The Queen

The Queen portrays the reactions of Queen Elizabeth II and newly elected Prime Minister Tony Blair to the death of Princess Diana in 1997 and the change that it brought to the relationship between the people of England and the royal family. Or perhaps the change was just in the queen’s understanding of her relationship to the people. Helen Mirren portrays the monarch, with James Cromwell as her grumpy husband, Prince Philip, who is even less willing to recognize and deal with the public outpouring of grief than the queen is. Secluded at their enormous Scottish estate of Balmoral, Philip’s plan for helping Diana’s sons (virtually invisible in the movie) is to take them deer hunting.
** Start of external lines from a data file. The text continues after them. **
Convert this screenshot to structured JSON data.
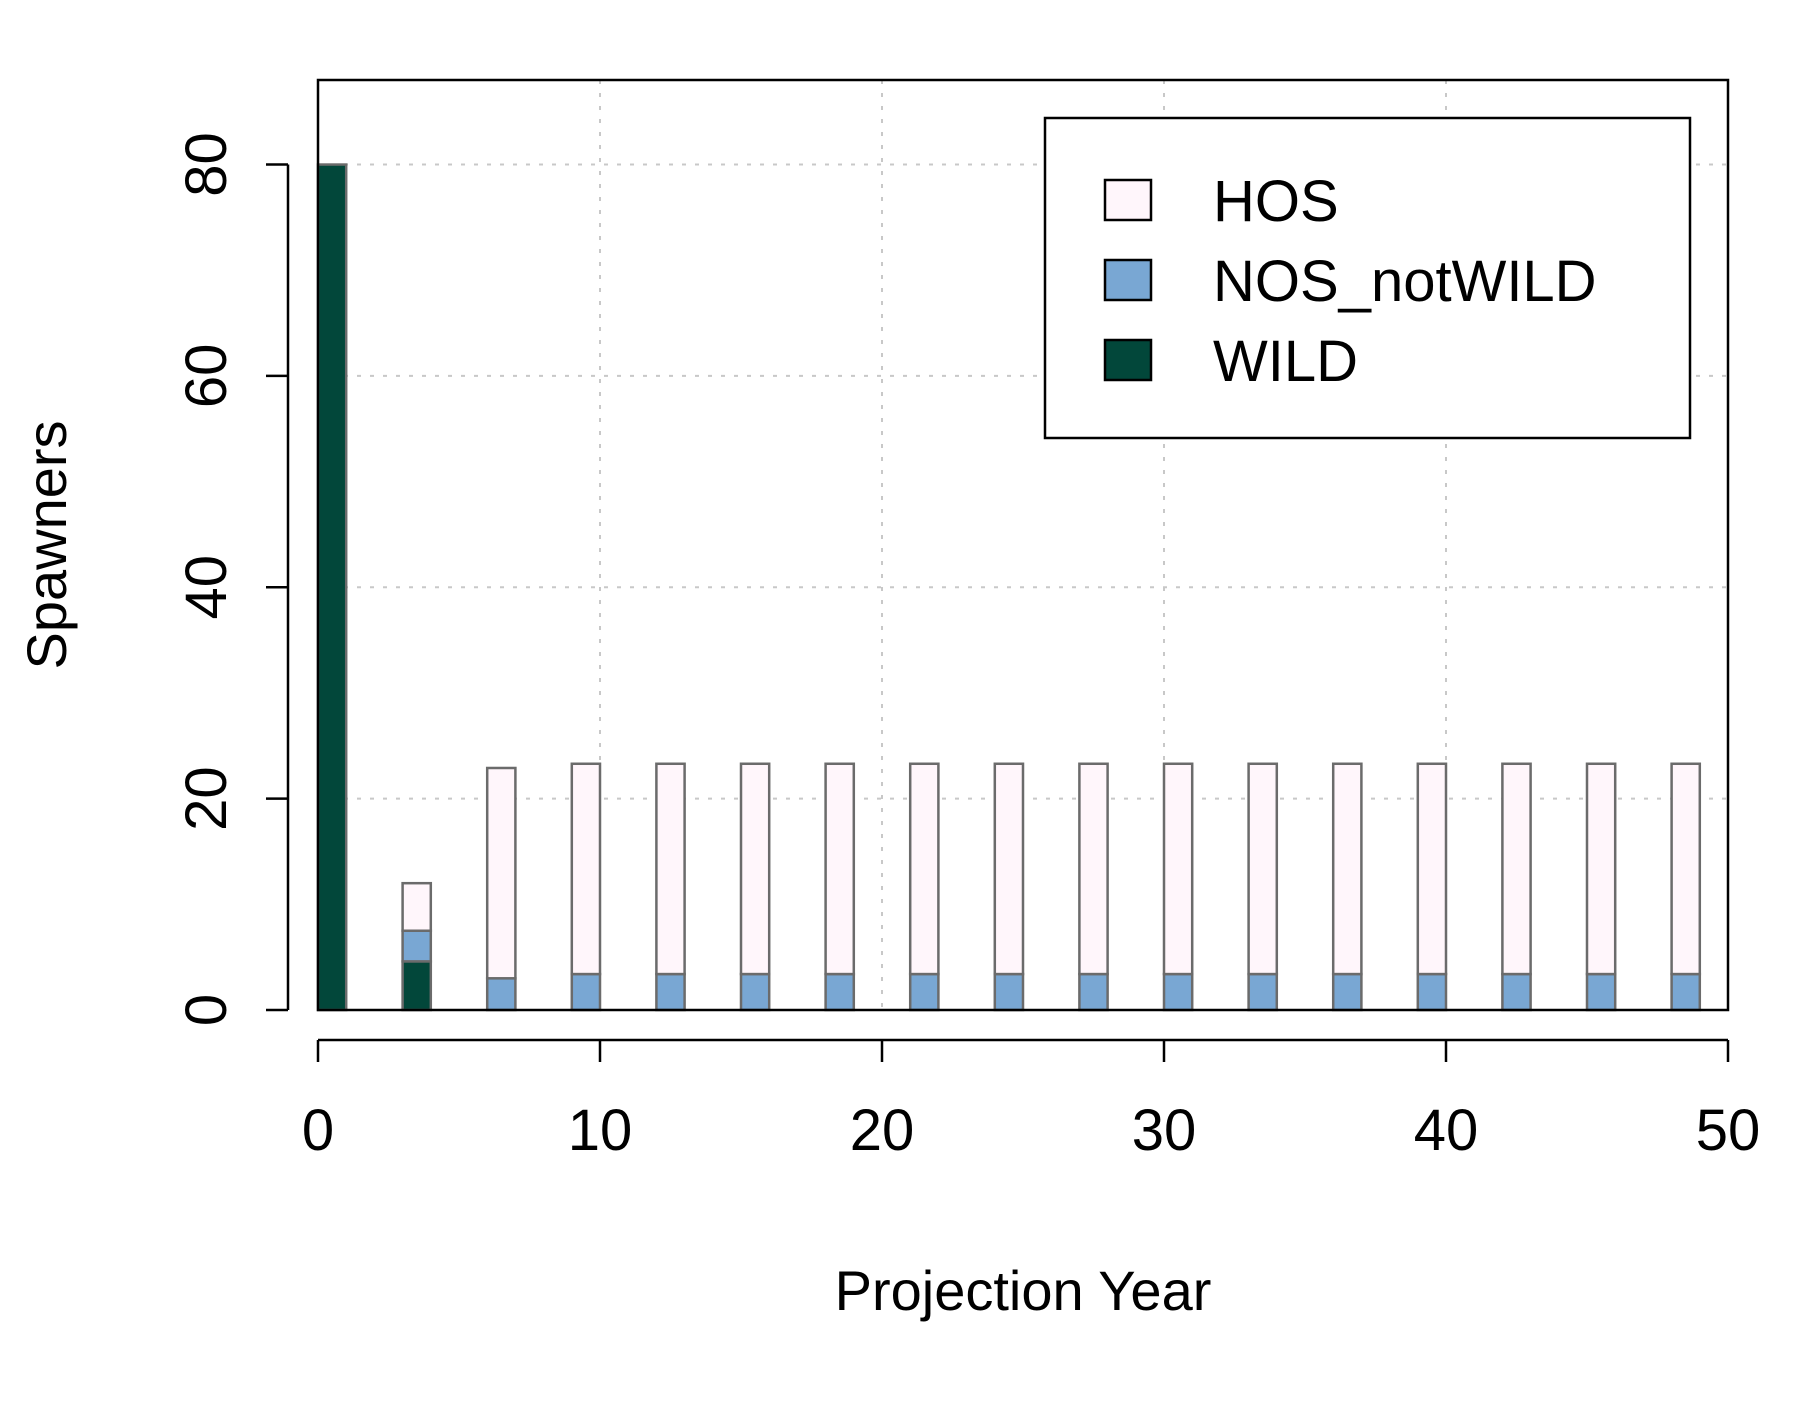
{
  "chart_data": {
    "type": "bar",
    "stacked": true,
    "xlabel": "Projection Year",
    "ylabel": "Spawners",
    "xlim": [
      0,
      50
    ],
    "ylim": [
      0,
      88
    ],
    "xticks": [
      0,
      10,
      20,
      30,
      40,
      50
    ],
    "yticks": [
      0,
      20,
      40,
      60,
      80
    ],
    "grid": true,
    "legend_position": "top-right",
    "x": [
      0.5,
      3.5,
      6.5,
      9.5,
      12.5,
      15.5,
      18.5,
      21.5,
      24.5,
      27.5,
      30.5,
      33.5,
      36.5,
      39.5,
      42.5,
      45.5,
      48.5
    ],
    "series": [
      {
        "name": "WILD",
        "color": "#02473a",
        "values": [
          80,
          4.6,
          0,
          0,
          0,
          0,
          0,
          0,
          0,
          0,
          0,
          0,
          0,
          0,
          0,
          0,
          0
        ]
      },
      {
        "name": "NOS_notWILD",
        "color": "#79a7d3",
        "values": [
          0,
          2.9,
          3.0,
          3.4,
          3.4,
          3.4,
          3.4,
          3.4,
          3.4,
          3.4,
          3.4,
          3.4,
          3.4,
          3.4,
          3.4,
          3.4,
          3.4
        ]
      },
      {
        "name": "HOS",
        "color": "#fff6fb",
        "values": [
          0,
          4.5,
          19.9,
          19.9,
          19.9,
          19.9,
          19.9,
          19.9,
          19.9,
          19.9,
          19.9,
          19.9,
          19.9,
          19.9,
          19.9,
          19.9,
          19.9
        ]
      }
    ],
    "legend_order": [
      "HOS",
      "NOS_notWILD",
      "WILD"
    ],
    "bar_width": 1,
    "bar_border_color": "#6b6b6b",
    "grid_color": "#c8c8c8"
  }
}
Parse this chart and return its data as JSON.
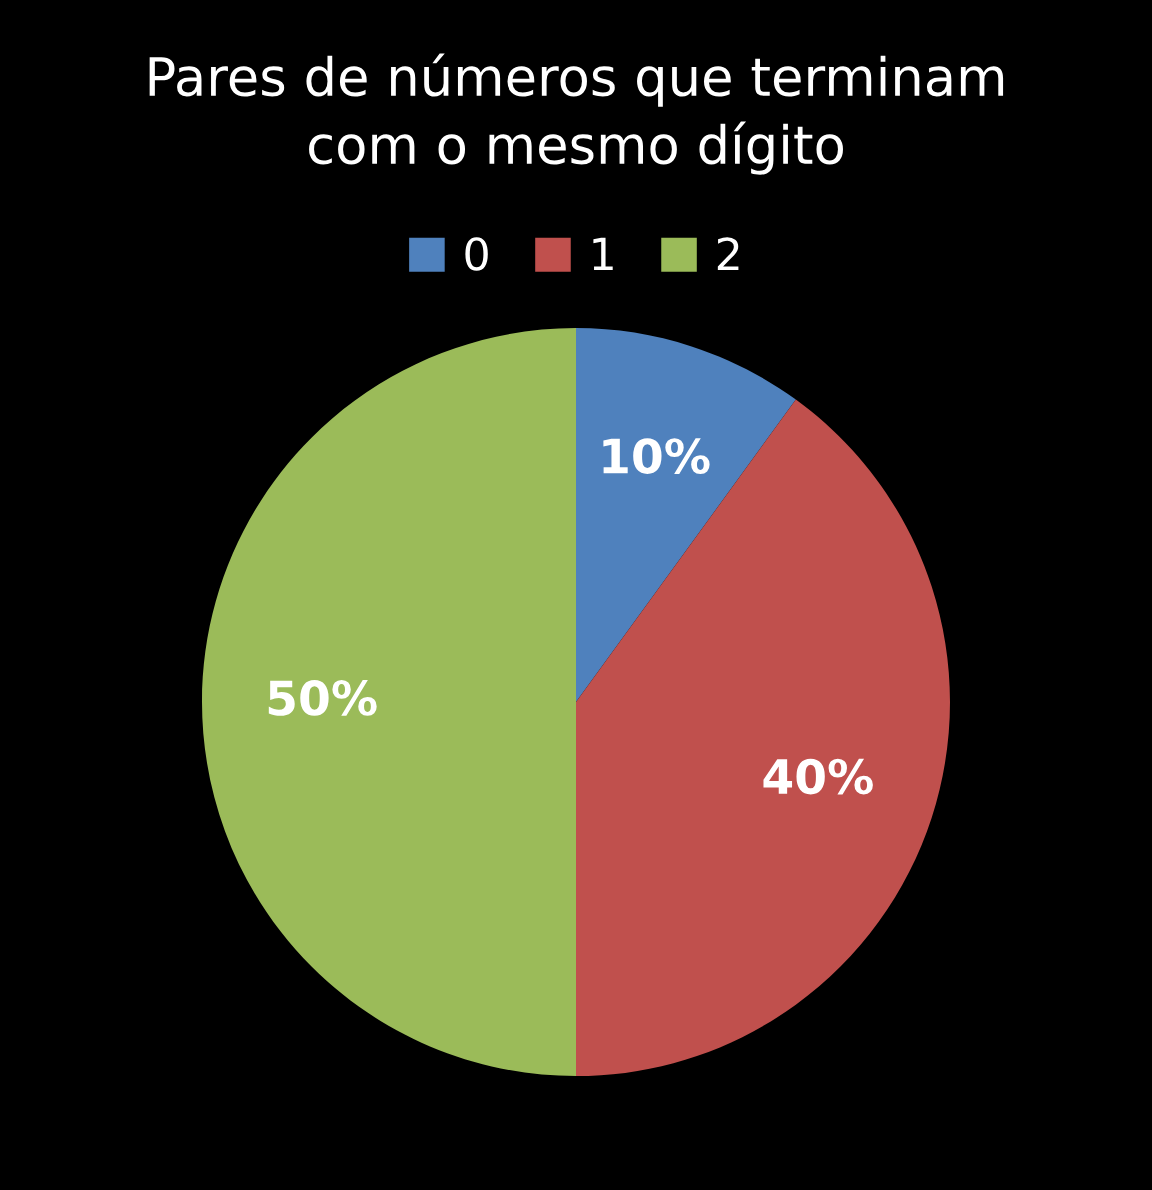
{
  "chart_data": {
    "type": "pie",
    "title": "Pares de números que terminam\ncom o mesmo dígito",
    "categories": [
      "0",
      "1",
      "2"
    ],
    "values": [
      10,
      40,
      50
    ],
    "colors": [
      "#4f81bd",
      "#c0504d",
      "#9bbb59"
    ],
    "value_labels": [
      "10%",
      "40%",
      "50%"
    ],
    "legend": "top"
  }
}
Prince Charles, meanwhile, is equally broken up over the loss of the boys’ mother (whom, he pointedly tells his mother, was never afraid to show affection to her sons) and fear of the public reaction to his part in driving Diana out of the royal family.

PM Blair, meanwhile, has to balance the etiquette of dealing with the queen with the need to, as he puts it, “save these people from themselves”. But Elizabeth is a sympathetic character in this movie. Inheriting the role of monarch at the age of 25, her role transformed without her even realizing it. At least that is the out that the movie provides to explain her public bungling of the aftermath of Diana’s death. Stuck in an age where the monarch is apart and above her subjects, she failed to recognized that she now lives in a world full of royalty, namely celebrities. And the rules for celebrity behavior are decidedly different than the rules the queen had learned. Diana understood celebrity, and her death taught her family something about it.